Since 2014, Canadian National Railway has been working on a technique to solidify heavy oil, or bitumen—the dark-colored sludge that comes out of Canada’s oil sands—that they say will make oil transport safer.

“Think of it as molasses,” says James Auld, who is leading the CanaPux project. To ship bitumen in pipelines or in railcar tankers right now, you have to heat it up or dilute it with a lighter hydrocarbon to make it flow, he explains. But that sticky, thick quality is also the reason it’s possible to turn the stuff into a puck. Researchers working with Canadian National Railway make palm-sized CanaPux by mixing shreds of recyclable plastics into heated bitumen and shaping the mixture into pucks about the size of a bar of soap. They encase each block in a thin layer of plastic to stop them from sticking together when stacked into train cars. When the bitumen bricks reach their destination, they are heated to separate the oil from the plastic, which floats on top of the oil so it can easily be scooped off and re-used.

Canapux Canada oil sands bitumen pucks
One Canapux is 3 inches by 3 inches by 2 inches. Courtesy of CN

Best of all, the pucks are also inert. They’re less flammable than diluted bitumen, they’re weather-proof and they don’t leak. In the event of a spill, they could just be picked up.

Canadian National Railway has tested the technology in a lab in Edmonton, where they have a machine that can build CanaPux one at a time. They’re now working with partners to build a commercial-scale pilot plant in Alberta that could process 10,000 barrels of bitumen per day. Because the resulting pucks are lighter and provide more efficient storage than traditional barrels, they’ll be able to load each tanker car with more weight—and therefore more oil. The company hopes to start using CanaPux for transportation by the end of 2020.
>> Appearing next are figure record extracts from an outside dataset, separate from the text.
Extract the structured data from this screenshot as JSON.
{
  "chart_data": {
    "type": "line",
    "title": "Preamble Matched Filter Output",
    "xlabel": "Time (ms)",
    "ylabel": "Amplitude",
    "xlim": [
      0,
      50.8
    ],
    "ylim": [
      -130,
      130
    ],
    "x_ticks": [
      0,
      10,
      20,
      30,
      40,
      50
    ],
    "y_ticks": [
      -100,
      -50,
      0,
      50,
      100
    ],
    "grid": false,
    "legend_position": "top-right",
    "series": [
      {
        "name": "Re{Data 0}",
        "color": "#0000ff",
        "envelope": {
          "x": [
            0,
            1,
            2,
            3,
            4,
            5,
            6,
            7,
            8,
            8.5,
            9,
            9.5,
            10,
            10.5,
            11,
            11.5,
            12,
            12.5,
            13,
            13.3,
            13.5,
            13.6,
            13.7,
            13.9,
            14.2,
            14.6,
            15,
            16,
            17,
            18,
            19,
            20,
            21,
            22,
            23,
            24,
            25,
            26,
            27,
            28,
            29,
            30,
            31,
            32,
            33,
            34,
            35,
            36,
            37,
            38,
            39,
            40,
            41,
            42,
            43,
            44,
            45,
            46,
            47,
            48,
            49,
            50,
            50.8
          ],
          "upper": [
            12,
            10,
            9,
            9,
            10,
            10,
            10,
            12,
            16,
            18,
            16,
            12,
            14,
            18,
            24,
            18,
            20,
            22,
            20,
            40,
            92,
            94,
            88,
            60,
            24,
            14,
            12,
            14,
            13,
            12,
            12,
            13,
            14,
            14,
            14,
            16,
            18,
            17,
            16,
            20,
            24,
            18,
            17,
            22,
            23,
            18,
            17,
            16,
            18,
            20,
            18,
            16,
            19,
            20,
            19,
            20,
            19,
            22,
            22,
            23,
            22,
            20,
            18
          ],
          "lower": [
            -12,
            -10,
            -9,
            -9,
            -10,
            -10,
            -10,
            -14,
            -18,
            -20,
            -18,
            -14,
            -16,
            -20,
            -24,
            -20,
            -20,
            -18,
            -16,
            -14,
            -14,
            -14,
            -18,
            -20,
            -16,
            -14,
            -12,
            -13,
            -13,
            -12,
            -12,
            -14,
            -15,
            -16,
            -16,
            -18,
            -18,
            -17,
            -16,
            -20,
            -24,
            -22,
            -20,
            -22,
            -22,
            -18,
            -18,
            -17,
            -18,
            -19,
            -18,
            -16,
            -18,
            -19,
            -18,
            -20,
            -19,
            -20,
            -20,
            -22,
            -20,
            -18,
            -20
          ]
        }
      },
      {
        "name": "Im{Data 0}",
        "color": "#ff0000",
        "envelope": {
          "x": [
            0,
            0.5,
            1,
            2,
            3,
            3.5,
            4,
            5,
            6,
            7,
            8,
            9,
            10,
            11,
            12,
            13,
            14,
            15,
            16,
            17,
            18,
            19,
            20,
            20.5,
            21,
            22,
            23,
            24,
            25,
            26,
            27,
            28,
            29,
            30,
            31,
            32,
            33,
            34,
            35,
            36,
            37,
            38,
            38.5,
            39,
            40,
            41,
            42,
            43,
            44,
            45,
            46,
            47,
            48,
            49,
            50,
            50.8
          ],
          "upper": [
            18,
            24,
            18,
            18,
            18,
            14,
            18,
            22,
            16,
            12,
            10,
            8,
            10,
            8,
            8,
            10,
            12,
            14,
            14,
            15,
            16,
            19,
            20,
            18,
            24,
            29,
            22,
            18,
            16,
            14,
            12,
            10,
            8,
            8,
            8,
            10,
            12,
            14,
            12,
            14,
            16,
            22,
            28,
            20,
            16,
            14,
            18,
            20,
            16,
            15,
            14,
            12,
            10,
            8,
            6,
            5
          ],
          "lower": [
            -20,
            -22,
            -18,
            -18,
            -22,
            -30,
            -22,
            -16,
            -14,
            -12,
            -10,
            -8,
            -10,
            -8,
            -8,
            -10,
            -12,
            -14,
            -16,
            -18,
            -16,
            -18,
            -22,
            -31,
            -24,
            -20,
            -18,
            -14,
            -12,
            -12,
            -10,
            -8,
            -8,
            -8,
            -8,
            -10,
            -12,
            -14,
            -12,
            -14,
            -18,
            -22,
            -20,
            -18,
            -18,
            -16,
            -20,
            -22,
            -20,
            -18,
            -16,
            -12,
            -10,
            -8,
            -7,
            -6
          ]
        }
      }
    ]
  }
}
While the technology may reduce oil spills, it leaves a bigger problem unresolved. Environmental activists point out that more oil sands production is not what we need right now. Although emissions from Canada’s oil sands only make up about 0.15 percent of global emissions, they are the country’s fastest growing source of greenhouse gases. If the oil sands are further developed, “it will be game over for the climate,” writes former NASA scientist James Hansen in a 2012 New York Times op-ed responding to comments from then-President Barack Obama that Canada would develop its reserves “regardless of what we do.” CanaPux or not, the impact of oil sands development remains the same.

For the foreseeable future, however, there will be a demand for bitumen, Auld says. “Even if we all switch to electric vehicles, we still need roads to drive on,” he says. And, as an essential component of asphalt, bitumen is used to pave those roads. CanaPux could at least make it possible to move heavy oil in a safer, more environmentally-friendly way.

The question remains: Can you play hockey with these pucks?

“They’re not the most ideal shape,” Auld says, but there’s no reason why you couldn’t. “They’re solid.”